After graduating from Hudsonville High School, Overweg landed at Kettering University, then General Motors Institute, in Flint. Still primarily an engineering and business college, GMI offered a program that mixed school and work experiences. Skeptical at first, Overweg said that after one week, she loved it.

“One of the things that worked when I was at GMI was I felt like I was among peers. I hadn’t felt that before,” she said. “It was a good program for me.”

Armed with a bachelor’s degree in industrial administration, specializing in finance, Overweg took a job at GM Rochester Products in Rochester, N.Y.

“It was good for me to get out of town,” she said. “Good for me to decide, you know what, Hudsonville ain’t so bad. It was OK living there, but it wasn’t home.”

So she returned to Hudsonville, with no job. Eventually, she found a job at a family-owned Holland company. Then she met Scott, a Unity Christian High School grad. They married, and once they become parents, Overweg put work on the back burner.

“When we first married and our kids were real little, we laughed because we were one of the few people who could, on Christmas, see our entire extended relations and not travel more than 20 miles: three sets of grandparents, aunts and uncles, brothers and sisters.”

After work is done, Overweg spends time with her children, watching them play sports such as Little League and football.
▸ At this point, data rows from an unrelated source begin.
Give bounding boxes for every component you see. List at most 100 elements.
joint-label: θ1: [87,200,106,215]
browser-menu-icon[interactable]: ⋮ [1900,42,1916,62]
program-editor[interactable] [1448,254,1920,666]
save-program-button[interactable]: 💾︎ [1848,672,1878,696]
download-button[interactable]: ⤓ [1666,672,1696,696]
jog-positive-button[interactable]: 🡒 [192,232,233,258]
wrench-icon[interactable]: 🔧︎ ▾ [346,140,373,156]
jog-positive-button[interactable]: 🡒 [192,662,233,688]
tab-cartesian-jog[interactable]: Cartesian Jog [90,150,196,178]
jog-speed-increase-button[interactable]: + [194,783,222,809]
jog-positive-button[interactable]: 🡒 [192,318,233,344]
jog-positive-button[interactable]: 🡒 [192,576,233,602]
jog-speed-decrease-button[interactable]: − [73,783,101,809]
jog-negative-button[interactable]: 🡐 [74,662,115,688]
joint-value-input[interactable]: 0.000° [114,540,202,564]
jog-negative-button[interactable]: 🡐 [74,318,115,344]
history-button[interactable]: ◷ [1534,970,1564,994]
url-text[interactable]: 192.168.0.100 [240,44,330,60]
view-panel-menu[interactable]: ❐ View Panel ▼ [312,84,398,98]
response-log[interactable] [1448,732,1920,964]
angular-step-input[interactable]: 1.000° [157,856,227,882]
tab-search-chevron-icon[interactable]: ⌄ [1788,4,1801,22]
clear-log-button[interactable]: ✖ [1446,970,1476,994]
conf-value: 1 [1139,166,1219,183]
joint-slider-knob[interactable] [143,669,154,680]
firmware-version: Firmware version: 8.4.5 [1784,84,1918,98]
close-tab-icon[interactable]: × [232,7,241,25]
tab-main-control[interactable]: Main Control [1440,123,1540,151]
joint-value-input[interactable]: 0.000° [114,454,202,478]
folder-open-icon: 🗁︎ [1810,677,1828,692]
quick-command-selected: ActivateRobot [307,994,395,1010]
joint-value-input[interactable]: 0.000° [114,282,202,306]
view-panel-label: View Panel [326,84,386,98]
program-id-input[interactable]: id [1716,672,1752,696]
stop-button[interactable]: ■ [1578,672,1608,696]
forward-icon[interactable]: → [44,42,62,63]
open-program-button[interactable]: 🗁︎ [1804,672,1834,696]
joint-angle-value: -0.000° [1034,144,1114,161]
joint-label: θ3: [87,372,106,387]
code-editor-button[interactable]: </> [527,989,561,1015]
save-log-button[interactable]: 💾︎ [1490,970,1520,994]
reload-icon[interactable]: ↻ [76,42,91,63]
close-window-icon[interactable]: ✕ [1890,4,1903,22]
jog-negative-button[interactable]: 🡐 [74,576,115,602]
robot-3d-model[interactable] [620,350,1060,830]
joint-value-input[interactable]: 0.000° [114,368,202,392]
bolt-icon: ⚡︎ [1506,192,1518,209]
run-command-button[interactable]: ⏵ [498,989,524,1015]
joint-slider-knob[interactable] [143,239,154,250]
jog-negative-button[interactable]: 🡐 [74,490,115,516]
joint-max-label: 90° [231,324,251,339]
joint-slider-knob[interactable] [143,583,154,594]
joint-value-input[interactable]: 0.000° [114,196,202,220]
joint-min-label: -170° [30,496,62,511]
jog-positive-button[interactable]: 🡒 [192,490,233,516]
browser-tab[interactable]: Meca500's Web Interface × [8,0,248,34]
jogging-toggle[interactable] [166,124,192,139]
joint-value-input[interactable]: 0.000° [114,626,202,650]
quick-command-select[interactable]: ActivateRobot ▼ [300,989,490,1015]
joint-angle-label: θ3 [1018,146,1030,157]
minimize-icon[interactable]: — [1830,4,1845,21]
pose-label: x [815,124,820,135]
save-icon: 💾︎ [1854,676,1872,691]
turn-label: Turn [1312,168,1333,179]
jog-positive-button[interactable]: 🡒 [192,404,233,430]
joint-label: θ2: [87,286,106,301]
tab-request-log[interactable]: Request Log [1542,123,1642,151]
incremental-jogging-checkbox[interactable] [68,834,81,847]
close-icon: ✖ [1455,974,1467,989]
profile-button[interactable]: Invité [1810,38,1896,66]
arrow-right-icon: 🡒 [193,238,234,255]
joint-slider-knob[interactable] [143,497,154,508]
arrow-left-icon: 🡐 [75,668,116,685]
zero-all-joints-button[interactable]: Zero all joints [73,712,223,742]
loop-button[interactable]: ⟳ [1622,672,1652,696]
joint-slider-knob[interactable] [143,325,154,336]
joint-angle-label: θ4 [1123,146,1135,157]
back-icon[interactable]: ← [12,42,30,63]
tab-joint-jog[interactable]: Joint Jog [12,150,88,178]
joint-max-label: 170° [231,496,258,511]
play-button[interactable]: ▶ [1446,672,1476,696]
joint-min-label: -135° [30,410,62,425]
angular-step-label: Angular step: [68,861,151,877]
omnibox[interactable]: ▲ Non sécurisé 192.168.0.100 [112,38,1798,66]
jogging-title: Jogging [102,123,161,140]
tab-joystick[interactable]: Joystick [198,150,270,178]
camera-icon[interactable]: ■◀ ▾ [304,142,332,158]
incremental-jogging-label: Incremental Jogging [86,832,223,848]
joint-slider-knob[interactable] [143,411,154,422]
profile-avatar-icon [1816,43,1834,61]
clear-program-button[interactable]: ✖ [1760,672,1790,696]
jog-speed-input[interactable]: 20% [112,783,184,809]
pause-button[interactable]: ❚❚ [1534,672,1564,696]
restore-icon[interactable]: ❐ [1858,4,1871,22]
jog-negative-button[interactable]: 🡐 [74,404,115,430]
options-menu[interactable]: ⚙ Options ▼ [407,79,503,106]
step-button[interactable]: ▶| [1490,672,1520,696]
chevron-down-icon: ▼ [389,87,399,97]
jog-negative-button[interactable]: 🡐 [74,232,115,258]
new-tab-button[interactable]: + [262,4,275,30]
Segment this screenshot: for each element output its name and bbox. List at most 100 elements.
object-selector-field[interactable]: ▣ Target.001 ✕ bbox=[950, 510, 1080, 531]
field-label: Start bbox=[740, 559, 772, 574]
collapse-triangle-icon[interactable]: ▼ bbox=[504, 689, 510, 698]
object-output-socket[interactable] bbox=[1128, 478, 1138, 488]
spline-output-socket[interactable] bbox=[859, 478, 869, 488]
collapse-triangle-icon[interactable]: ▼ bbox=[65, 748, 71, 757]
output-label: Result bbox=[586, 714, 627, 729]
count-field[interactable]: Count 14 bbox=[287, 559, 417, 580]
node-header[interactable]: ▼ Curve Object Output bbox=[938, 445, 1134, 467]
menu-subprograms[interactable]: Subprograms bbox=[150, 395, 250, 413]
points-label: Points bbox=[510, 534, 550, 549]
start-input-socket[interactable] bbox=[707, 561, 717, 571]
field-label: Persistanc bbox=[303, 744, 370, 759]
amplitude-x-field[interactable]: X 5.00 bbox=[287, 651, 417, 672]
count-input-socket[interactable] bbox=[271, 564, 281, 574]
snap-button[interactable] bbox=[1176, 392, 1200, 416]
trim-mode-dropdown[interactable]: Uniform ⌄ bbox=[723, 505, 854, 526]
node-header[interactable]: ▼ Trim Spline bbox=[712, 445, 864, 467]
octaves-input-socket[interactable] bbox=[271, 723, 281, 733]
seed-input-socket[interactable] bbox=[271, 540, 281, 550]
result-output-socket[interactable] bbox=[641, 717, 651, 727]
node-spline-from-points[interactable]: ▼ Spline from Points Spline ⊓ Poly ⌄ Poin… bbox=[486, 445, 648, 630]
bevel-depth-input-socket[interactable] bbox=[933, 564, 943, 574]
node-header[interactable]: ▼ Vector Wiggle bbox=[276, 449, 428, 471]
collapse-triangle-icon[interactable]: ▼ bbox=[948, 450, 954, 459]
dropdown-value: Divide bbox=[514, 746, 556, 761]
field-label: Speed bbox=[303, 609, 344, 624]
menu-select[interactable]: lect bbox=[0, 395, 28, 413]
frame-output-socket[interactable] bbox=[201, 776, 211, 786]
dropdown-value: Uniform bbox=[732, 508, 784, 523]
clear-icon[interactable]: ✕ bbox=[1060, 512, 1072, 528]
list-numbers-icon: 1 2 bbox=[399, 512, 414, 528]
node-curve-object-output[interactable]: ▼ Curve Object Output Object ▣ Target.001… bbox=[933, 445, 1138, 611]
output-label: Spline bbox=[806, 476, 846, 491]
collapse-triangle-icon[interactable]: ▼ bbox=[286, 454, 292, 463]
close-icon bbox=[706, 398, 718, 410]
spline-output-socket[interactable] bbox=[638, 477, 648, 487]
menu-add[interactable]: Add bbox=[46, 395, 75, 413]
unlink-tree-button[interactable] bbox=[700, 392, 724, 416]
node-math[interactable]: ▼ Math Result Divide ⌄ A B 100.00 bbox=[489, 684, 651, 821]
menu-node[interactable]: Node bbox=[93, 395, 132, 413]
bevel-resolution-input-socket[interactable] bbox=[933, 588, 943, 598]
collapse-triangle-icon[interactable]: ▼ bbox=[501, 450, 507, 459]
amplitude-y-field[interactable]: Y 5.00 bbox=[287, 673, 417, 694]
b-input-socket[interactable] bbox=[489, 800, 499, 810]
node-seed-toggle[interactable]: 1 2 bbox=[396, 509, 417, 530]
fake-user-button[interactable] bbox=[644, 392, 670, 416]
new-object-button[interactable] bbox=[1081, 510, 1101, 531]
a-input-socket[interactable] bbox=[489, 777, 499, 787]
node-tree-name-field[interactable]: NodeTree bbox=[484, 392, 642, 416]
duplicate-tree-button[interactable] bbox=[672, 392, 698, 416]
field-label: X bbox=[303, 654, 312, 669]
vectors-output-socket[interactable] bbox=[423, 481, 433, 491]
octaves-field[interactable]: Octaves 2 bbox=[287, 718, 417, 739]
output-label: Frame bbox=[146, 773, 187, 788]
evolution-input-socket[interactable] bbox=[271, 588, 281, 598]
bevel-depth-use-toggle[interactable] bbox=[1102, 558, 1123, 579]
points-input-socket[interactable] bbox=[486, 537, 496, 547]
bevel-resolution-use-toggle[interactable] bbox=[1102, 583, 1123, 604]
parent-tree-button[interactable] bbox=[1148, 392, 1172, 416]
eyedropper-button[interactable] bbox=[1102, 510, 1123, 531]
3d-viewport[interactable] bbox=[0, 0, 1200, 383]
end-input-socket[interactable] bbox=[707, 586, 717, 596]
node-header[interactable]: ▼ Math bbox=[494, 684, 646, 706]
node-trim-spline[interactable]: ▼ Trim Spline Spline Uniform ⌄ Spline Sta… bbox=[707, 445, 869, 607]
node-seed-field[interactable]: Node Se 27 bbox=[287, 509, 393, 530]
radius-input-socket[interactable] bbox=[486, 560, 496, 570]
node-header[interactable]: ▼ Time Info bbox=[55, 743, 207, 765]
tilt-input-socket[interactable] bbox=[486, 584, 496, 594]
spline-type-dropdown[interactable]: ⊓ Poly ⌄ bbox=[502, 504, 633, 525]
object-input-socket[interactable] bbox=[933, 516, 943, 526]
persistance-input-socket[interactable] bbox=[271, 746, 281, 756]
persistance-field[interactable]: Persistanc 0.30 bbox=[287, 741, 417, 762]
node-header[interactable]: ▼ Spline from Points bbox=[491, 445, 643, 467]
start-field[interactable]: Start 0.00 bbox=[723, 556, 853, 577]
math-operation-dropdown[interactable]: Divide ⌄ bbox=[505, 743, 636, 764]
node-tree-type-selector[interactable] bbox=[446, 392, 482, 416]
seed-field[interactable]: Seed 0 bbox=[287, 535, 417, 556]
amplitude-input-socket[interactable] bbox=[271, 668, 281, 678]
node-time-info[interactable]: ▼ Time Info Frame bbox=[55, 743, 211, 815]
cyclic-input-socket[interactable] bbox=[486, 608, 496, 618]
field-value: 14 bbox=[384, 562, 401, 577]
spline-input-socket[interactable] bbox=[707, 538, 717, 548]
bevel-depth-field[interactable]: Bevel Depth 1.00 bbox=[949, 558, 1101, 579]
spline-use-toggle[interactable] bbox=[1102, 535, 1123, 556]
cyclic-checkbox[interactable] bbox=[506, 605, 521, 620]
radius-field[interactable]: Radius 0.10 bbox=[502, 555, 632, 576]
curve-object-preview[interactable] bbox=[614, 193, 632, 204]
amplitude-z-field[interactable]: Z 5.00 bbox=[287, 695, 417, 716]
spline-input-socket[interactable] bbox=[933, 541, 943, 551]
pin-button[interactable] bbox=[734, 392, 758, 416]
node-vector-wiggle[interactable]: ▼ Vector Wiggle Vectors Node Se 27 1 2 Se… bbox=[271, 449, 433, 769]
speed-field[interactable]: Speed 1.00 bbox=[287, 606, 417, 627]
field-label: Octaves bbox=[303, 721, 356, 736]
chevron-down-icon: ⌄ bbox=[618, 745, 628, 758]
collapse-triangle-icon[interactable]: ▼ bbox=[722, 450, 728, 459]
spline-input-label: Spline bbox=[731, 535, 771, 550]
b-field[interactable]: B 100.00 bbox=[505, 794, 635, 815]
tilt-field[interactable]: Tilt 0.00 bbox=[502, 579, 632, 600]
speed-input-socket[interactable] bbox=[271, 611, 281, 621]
An avid reader, she also is an enthusiastic volunteer with a weekly preschool program at her church, Hudsonville Reformed.

When she returned to West Michigan after working in New York, Overweg took a Dale Carnegie course. As part of that, she was asked to give a speech about herself without mentioning her career.

“That probably was huge to me, learning to identify myself, at least internally, as to who am I, not what do I do,” she said. “Then when I went on to the next step, I could say, ‘These are things I know I’m strong at.’”

Overweg is a devoted destroyer of her own excess paperwork.

“I shred everything. I have a small container under my desk that I just put all my stuff in. I tried to keep track of how often I fill it, but I lose track. I had a little calendar going for a while. Then that fell into the container, and I shredded it.”